How does this look and feel when you’re in a city that is becoming a regional capital? A few illustrations, building to the one we found most important:
- We stayed in a bargain “extended-stay suites” motel right near the Empire Mall. The place was jammed on each of our visits: during the week, mainly with business visitors, but starting Thursday nights and through the weekend mainly with families from farms and tiny towns who had come for a weekend to shop and see the city. Or, for medical treatment at the area’s two big competing (both non-profit) health care systems, Sanford and Avera.
- When we talked with college students at Augustana, the private Lutheran college, or the public universities, the most typical story was: I am from Spearfish [Mitchell, Watertown, Brookings, Huron, Pierre, Basalt, a farm 20 miles from the nearest town] and I’ve made it out of there for college.
- Similarly we heard from college-age people in Sioux Falls: Back in my town, the public school is shrinking or being consolidated [so we go to a regional school], the local grocery store is closing [because the owner got too old] so we take big shopping trips, the Post Office is closing, it’s only my parents [my uncle, my grandparents, our old neighbors] who are back there, because it doesn’t take much manpower to run the farm.
- We talked with a dozen students who had just graduated from a Sioux Falls public high school and were all headed off to college—most in the immediate area, one to the University of Nebraska, another to a small private school farther away. We asked how many of them had lived on a farm, and one or two hands went up. How many had immediate relatives still on farms or small farming towns? All but one person.

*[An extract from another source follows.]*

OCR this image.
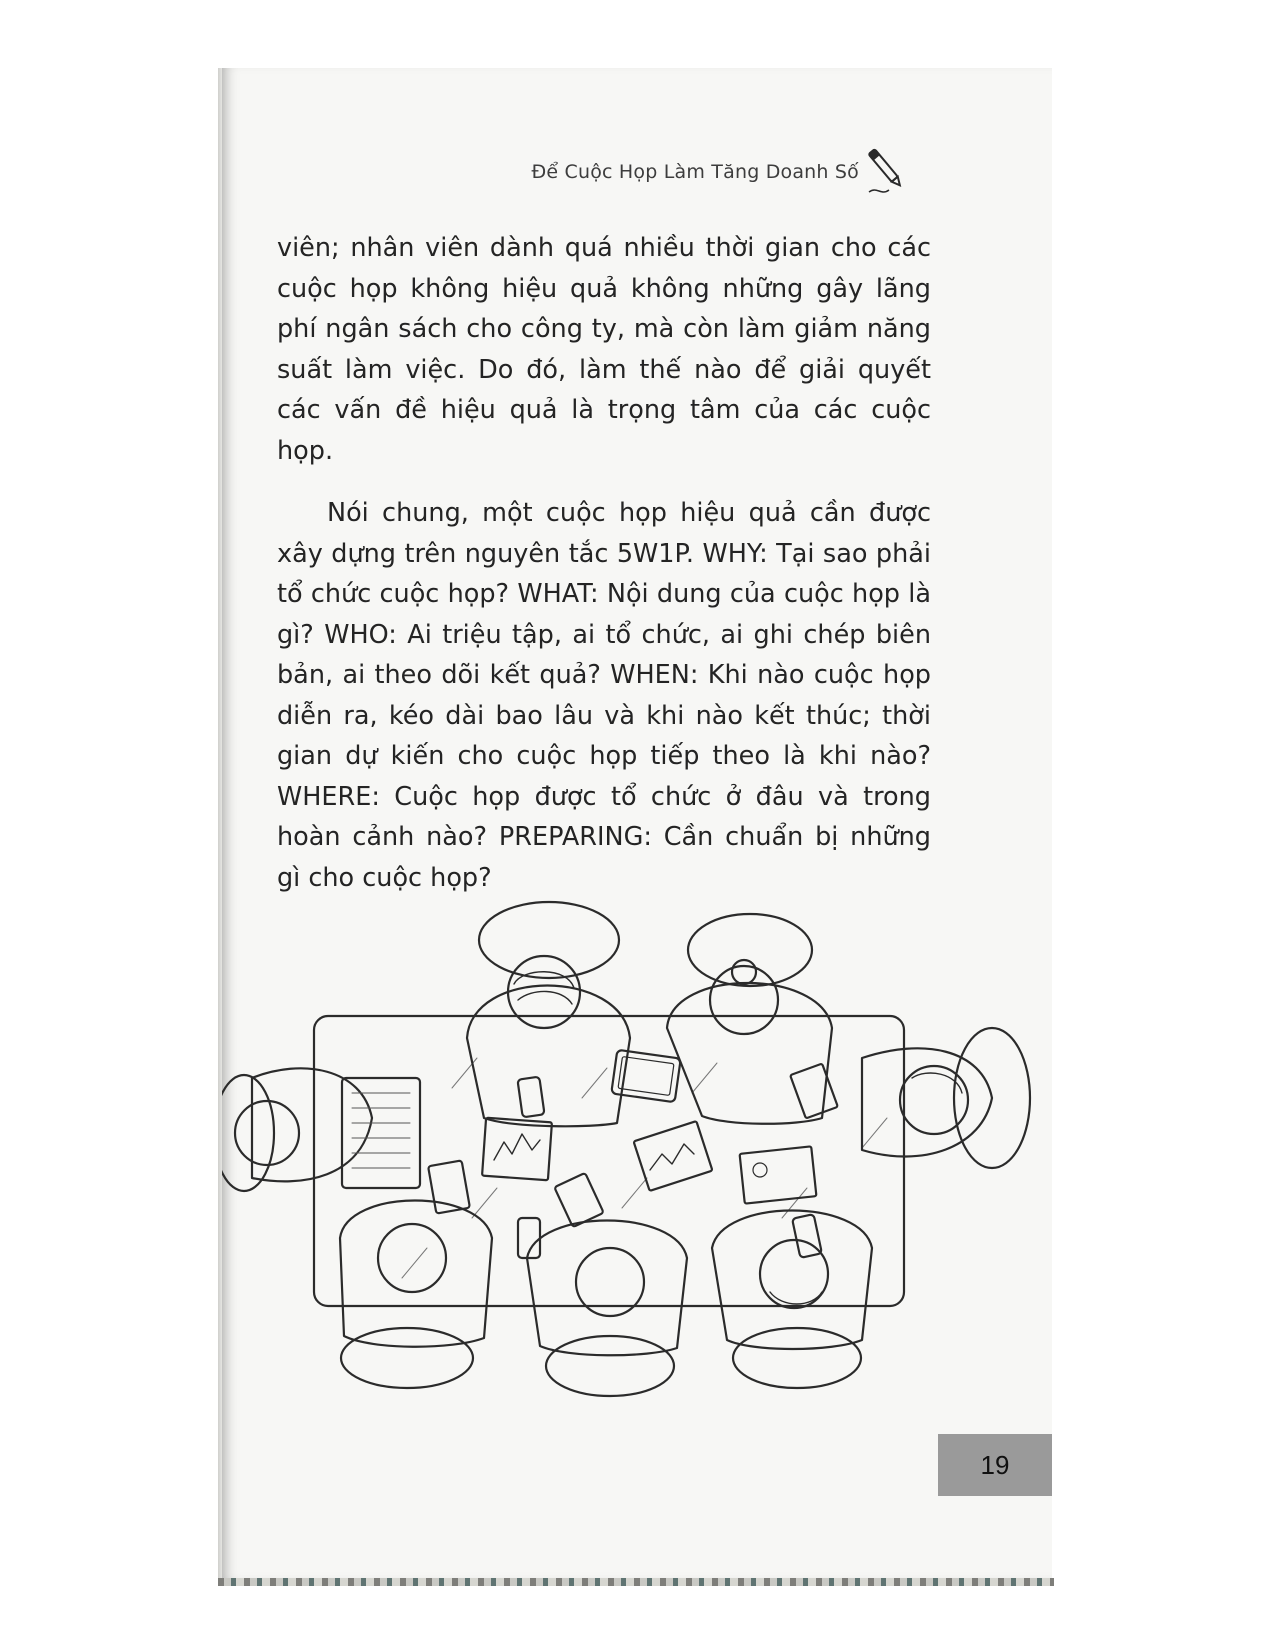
Để Cuộc Họp Làm Tăng Doanh Số

viên; nhân viên dành quá nhiều thời gian cho các cuộc họp không hiệu quả không những gây lãng phí ngân sách cho công ty, mà còn làm giảm năng suất làm việc. Do đó, làm thế nào để giải quyết các vấn đề hiệu quả là trọng tâm của các cuộc họp.

Nói chung, một cuộc họp hiệu quả cần được xây dựng trên nguyên tắc 5W1P. WHY: Tại sao phải tổ chức cuộc họp? WHAT: Nội dung của cuộc họp là gì? WHO: Ai triệu tập, ai tổ chức, ai ghi chép biên bản, ai theo dõi kết quả? WHEN: Khi nào cuộc họp diễn ra, kéo dài bao lâu và khi nào kết thúc; thời gian dự kiến cho cuộc họp tiếp theo là khi nào? WHERE: Cuộc họp được tổ chức ở đâu và trong hoàn cảnh nào? PREPARING: Cần chuẩn bị những gì cho cuộc họp?

19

Which brings me to the cultural/political point for the day. Every city that is “hot” or successful in some way attracts people from someplace else. That’s one of the ways you know it’s hot. Our biggest, hottest, international magnet cities—LA and SF, NY and DC, Boston and Chicago and Miami and Seattle and whatever you’d add to the list— draw people from around the country and the world. And if someone from South Dakota shows up at a research lab in Boston or an app-development team in the Bay Area or a TV show in LA, the standard coastal narrative would be that the person had “made it” out of the heartland and into the big time. Most obvious South Dakota example of making it nationally in this sense: Tom Brokaw, from Yankton.
But to a very noticeable degree, the dominant tone we heard in Sioux Falls was of people who feel that they have “made it” precisely by getting to the state’s biggest city from the farms or tiny hamlets where they grew up. Many people we met talked about Sioux Falls as occupying a sweet spot: big enough to offer most of what is attractive about very large cities (shopping, medical care, entertainment, and increasingly rich food-and-drink life) but small enough to be manageable, inexpensive, and—a word we often heard—”safe.”
In sum: the big-box malls all around Sioux Falls are a disappointingly familiar part of its look, versus the more home-grown look of its restored and revived downtown. But those malls also symbolize its role in the region, which in turn gives so many people there a sense of being in the right place at the right time.